Quanto al dedotto difetto dei requisiti della necessità ed urgenza, questa Corte ha già statuito che è manifestamente infondata la questione di legittimità costituzionale del D.L. n. 13 del 2017, art. 21, comma 1, conv. con modifiche in L. n. 46 del 2017, poichè la disposizione transitoria – che differisce di 180 giorni dall’emanazione del decreto l’entrata in vigore del nuovo rito – è connaturata all’esigenza di predisporre un congruo intervallo temporale per consentire alla complessa riforma processuale di entrare a regime. (Sez. 1 -, Sentenza n. 17717 del 05/07/2018, Rv. 649521 – 01).

3. Con il primo motivo è stata censurata la violazione del D.Lgs. n. 286 del 1998, art. 5, comma 6.

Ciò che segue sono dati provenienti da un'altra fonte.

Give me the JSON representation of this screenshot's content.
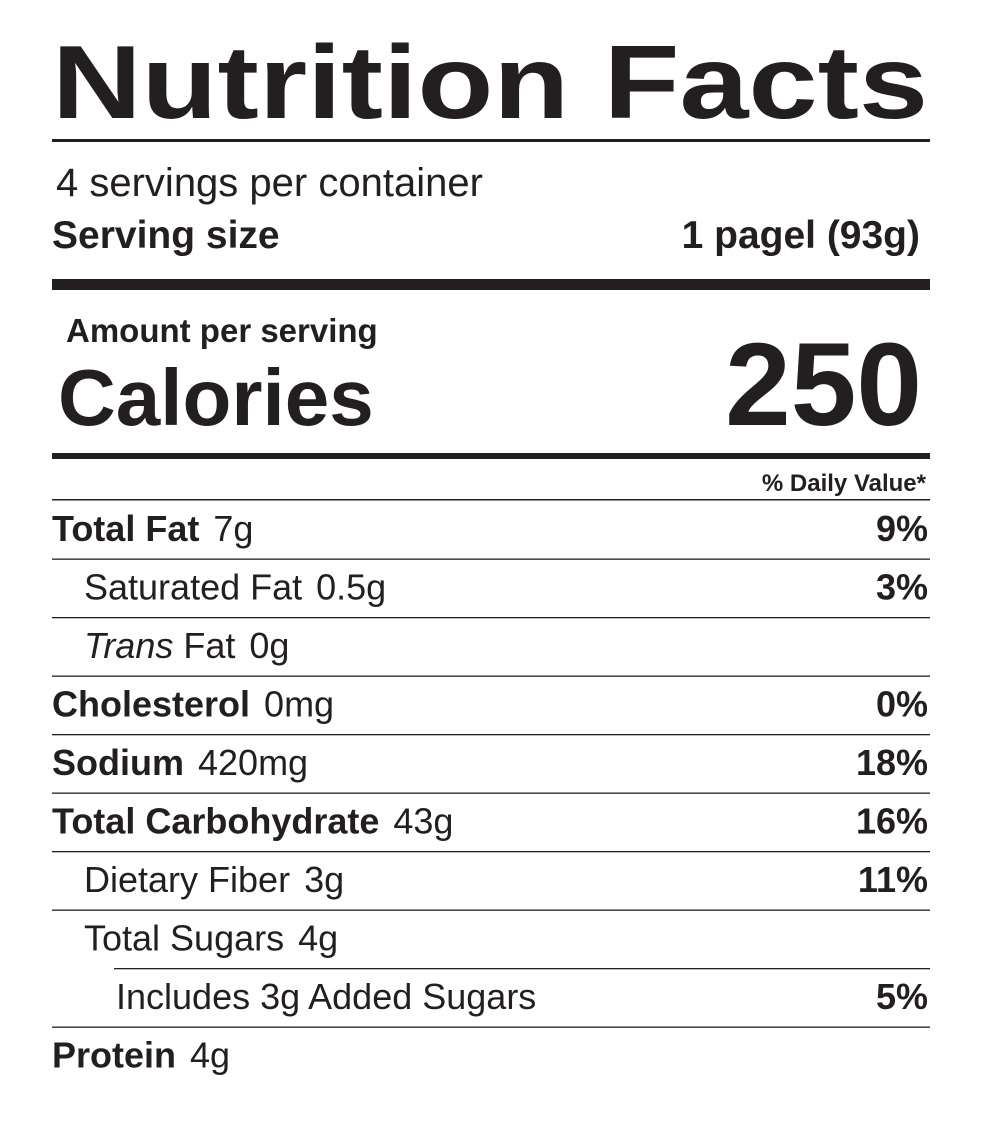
{
  "header": {
    "title": "Nutrition Facts",
    "servings": "4 servings per container",
    "serving_size_label": "Serving size",
    "serving_size": "1 pagel (93g)"
  },
  "calories": {
    "amount_label": "Amount per serving",
    "label": "Calories",
    "value": 250
  },
  "daily_value_header": "% Daily Value*",
  "rows": [
    {
      "name": "Total Fat",
      "amount": "7g",
      "dv": "9%"
    },
    {
      "name": "Saturated Fat",
      "amount": "0.5g",
      "dv": "3%"
    },
    {
      "name_italic": "Trans",
      "name": "Fat",
      "amount": "0g"
    },
    {
      "name": "Cholesterol",
      "amount": "0mg",
      "dv": "0%"
    },
    {
      "name": "Sodium",
      "amount": "420mg",
      "dv": "18%"
    },
    {
      "name": "Total Carbohydrate",
      "amount": "43g",
      "dv": "16%"
    },
    {
      "name": "Dietary Fiber",
      "amount": "3g",
      "dv": "11%"
    },
    {
      "name": "Total Sugars",
      "amount": "4g"
    },
    {
      "name": "Includes 3g Added Sugars",
      "dv": "5%"
    },
    {
      "name": "Protein",
      "amount": "4g"
    }
  ]
}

Critica il ricorrente la valutazione effettuata dal Tribunale di Venezia in ordine al percorso di integrazione sociale dallo stesso intrapreso (ritenuto inidoneo sul rilievo che il richiedente non aveva un’occupazione lavorativa in Italia).

4. Il motivo è inammissibile.

Va preliminarmente osservato che il ricorrente non può sindacare una valutazione in fatto effettuata dal giudice di merito, ove la motivazione del Tribunale soddisfi il requisito del “minimo costituzionale”, secondo i principi di cui alla sentenza delle Sezioni Unite n. 8053/2014 e non si appalesi come motivazione apparente o perplessa o obiettivamente incomprensibile (vedi anche Cass. n. 3340 del 05/02/2019). In proposito, nel caso di specie, il Tribunale di Venezia ha coerentemente evidenziato che il richiedente si trovava in Italia in una condizione di disoccupazione sostanzialmente analoga a quella vissuta in Senegal, ove sarebbe comunque in grado di spendere le proprie competenze come meccanico ed autista, tenuto conto che viveva nella capitale Dakar.

In ogni caso, il ricorrente, nel formulare le sue censure, non considera che, secondo il costante insegnamento di questa Corte, il percorso di integrazione nel paese d’ accoglienza può essere sì considerato in una valutazione comparativa al fine di verificare la sussistenza della situazione di vulnerabilità, ma non può, tuttavia, da solo esaurirne il contenuto (vedi Cass. n. 4455 del 23/02/2018).

5. Con il secondo ed il terzo motivo, illustrati dal ricorrente congiuntamente, è stata censurata la natura apparente della motivazione in violazione dell’art. 360 c.p.c., n. 4, con riferimento alla ritenuta irrilevanza delle violenze subite in Libia, nonchè la violazione del D.Lgs. n. 25 del 2008, art. 8, comma 3 e art. 27, comma 1-bis, per omessa collaborazione nell’accertamento dei fatti.

6. I suesposti motivi presentano profili di infondatezza ed inammissibilità.

Ritiene questo Collegio che non si appalesa affatto apparente la motivazione con cui il Tribunale di Venezia ha ritenuto che la rapina subita dal ricorrente in Libia non abbia determinato conseguenze tali da ingenerare un’attuale e specifica condizione di vulnerabilità.

Sul punto, neppure il ricorrente ha dedotto che la rapina subita nel paese di transito avesse compromesso la sua stabilità psicologica ed emotiva, provocandogli particolari patologie, di talchè l’allegata condizione di vulnerabilità non può ritenersi sussistente.

Quanto alla dedotta omessa collaborazione del giudice di merito nell’accertamento dei fatti, tale doglianza si appalesa estremamente generica e come tale inammissibile.

Il rigetto del ricorso non comporta la condanna del ricorrente al pagamento delle spese processuali, non essendosi il Ministero dell’Interno costituito in giudizio.

P.Q.M.

Rigetta il ricorso.

Ai sensi del D.P.R. n. 115 del 2002, art. 13, comma 1 quater, dà atto della sussistenza dei presupposti per il versamento da parte del ricorrente dell’ulteriore importo a titolo di contributo unificato pari a quello dovuto per il ricorso principale, se dovuto, a norma dello stesso art. 13, comma 1 bis.

Così deciso in Roma, il 30 giugno 2020.